Улицы Приреченска были почти безлюдны. Только на главной улице изредка и не спеша проходила конка. Вагоны были почти пустые.
И в городском саду во всех аллеях стояла плотная, никем не нарушаемая тишина. Только в самом глухом конце сада, у «кегельбана», окруженного со всех сторон деревьями, гомонили злые голоса.
Там собиралась обычная для праздничных дней сходка приреченских воров. Было их человек двести (всего в городе, по заявлению фельетониста «Приреченского края», на 110 тысяч населения насчитывалось 3 тысячи воров. Жители утверждали, что их значительно больше…).
На Братском переулке, откуда начинался крутой спуск к вокзалу, Бесергенев остановился. Ему захотелось пить. А на углу, на асфальте, под тенистым деревом стояла огромная, в рост человека, зеленая бочка, охваченная черными железными обручами и с крупными белыми буквами посередине:
ХЛЕБНЫЙ КВАС ЧУРИЛИНА И К°
кружка три копейки
две кружки пять копеек
У бочки, на высокой табуретке, сидел, важно закинув ногу за ногу, здоровый рыжий детина с красным, как медь, лицом. На детине была вышитая рубаха и белый фартук.
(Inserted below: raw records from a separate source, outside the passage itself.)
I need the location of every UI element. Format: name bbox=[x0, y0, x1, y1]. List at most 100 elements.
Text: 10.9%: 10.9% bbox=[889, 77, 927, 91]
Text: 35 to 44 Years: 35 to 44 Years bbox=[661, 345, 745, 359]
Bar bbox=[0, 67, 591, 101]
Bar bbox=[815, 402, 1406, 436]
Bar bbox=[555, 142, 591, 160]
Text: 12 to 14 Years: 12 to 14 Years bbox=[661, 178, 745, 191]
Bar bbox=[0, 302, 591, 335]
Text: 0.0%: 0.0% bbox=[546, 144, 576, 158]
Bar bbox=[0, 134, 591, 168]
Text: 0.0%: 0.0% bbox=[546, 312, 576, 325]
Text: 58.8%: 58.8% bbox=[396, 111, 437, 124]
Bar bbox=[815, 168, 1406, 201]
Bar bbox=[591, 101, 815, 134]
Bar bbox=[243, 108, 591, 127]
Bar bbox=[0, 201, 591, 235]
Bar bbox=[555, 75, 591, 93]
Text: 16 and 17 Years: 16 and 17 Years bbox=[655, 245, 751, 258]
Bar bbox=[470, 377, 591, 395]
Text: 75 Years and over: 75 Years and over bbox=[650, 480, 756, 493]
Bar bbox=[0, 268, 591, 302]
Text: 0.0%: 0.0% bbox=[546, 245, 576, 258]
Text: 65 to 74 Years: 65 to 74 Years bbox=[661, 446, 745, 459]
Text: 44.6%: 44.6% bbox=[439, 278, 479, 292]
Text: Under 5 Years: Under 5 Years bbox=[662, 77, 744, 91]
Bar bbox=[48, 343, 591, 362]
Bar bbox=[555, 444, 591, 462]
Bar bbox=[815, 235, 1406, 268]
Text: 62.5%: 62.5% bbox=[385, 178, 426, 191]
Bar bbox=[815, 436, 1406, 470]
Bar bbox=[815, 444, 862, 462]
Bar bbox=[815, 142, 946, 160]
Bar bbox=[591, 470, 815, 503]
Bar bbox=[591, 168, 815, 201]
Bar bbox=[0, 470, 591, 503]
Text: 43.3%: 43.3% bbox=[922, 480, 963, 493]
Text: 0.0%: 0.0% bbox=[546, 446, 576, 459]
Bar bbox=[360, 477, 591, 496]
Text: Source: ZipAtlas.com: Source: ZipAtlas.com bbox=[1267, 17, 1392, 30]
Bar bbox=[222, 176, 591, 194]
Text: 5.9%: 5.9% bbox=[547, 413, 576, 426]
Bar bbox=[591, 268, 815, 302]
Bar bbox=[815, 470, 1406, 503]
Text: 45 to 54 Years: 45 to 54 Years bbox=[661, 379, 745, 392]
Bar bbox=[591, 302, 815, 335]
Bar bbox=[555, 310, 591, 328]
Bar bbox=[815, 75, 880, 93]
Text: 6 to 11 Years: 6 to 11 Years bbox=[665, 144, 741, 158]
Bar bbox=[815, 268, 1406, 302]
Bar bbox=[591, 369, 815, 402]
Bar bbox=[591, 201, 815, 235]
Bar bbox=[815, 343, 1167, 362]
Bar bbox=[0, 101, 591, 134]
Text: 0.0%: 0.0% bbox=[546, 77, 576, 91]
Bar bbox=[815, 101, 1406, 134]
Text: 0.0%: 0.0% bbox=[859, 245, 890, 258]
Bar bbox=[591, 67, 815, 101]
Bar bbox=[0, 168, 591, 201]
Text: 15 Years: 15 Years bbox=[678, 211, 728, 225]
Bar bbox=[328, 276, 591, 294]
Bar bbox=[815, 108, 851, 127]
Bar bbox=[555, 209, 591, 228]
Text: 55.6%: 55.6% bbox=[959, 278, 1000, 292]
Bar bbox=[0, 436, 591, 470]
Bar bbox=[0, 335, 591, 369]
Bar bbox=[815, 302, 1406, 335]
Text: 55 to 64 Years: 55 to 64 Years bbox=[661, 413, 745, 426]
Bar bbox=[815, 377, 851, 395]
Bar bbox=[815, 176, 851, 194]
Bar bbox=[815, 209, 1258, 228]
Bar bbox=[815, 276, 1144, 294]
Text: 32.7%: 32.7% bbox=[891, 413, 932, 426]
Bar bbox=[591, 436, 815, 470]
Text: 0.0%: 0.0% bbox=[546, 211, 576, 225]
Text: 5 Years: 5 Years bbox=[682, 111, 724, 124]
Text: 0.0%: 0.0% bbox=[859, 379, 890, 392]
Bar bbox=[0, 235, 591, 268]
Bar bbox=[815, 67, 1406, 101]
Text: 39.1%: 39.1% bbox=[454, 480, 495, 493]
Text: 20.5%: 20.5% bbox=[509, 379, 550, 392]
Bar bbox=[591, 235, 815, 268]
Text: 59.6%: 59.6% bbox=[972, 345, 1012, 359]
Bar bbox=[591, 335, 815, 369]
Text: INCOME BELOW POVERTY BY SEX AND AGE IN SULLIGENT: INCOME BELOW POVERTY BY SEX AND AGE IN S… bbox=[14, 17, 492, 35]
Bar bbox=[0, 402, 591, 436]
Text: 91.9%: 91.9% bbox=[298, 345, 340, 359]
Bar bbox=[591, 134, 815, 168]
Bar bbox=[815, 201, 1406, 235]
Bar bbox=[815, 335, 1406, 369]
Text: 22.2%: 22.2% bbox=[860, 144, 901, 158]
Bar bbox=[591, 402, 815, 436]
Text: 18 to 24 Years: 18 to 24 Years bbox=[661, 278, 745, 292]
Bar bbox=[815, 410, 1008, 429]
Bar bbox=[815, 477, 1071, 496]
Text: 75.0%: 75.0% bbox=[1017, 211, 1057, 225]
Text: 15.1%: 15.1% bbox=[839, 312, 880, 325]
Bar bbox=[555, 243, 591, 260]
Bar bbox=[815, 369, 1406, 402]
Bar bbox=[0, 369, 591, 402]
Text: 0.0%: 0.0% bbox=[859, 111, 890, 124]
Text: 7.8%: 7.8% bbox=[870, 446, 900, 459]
— Прикажете налить? — ловко изогнулся он, не вставая с табуретки и подставляя кружку под кран.
— Полней наливай… Человек я рослый, — добродушно улыбнулся Бесергенев.
Выпил он квас залпом и внимательно посмотрел на кружку, затем достал из кармана красный клетчатый платок, вытер усы и густо крякнул:
— Квасок замечательный. Сам варишь?
— Квас Чурилина и компании. Фирмы известной по всей Расее, — почтительно и не без гордости ответил детина. — Прикажете еще налить? Чтоб без сдачи.
— Не желаю, — вежливо отказался Бесергенев. — У меня с собой только пятак, — две копейки внукам на гостинцы пойдет.
Он не прочь был поговорить с детиной подольше. Рассказать ему о себе и его расспросить, из каких он краев, давно ли в этом городе, сколько в день зарабатывает и не думает ли он сам открыть торговлишку квасом, чтобы не служить у Чурилина. Но из переулка вынырнула шумливая гурьба молодых парней и, подойдя к бочке с квасом, бесцеремонно оттеснила Бесергенева.
В другой раз он обязательно бы цыкнул на них за непочтительность к его возрасту, но сейчас даже и не подумал обидеться и готов был с ними завести разговор.
Бесергенев был настроен празднично, и все люди казались ему добрыми и хорошими, без единого пятнышка.
Миролюбивое настроение не покидало его до самой квартиры Степана.
Войдя в хату, Бесергенев сразу насупился и с серьезной важностью произнес, ни на кого не глядя:
— С праздником вас!
Прежде всего его сильно обидело, что полы хаты не были устланы зеленой травой, чебрецом и полынью, и в углу перед иконой «Николая чудотворца» не горела лампадка.
«Как басурманы живут…»
Не понравилось ему и то, что на столе стоял пузатый графин с красным вином, да и закусок было чересчур много: огурцы, помидоры, жареная картошка, селедка и большая продолговатая тарелка с колбасой.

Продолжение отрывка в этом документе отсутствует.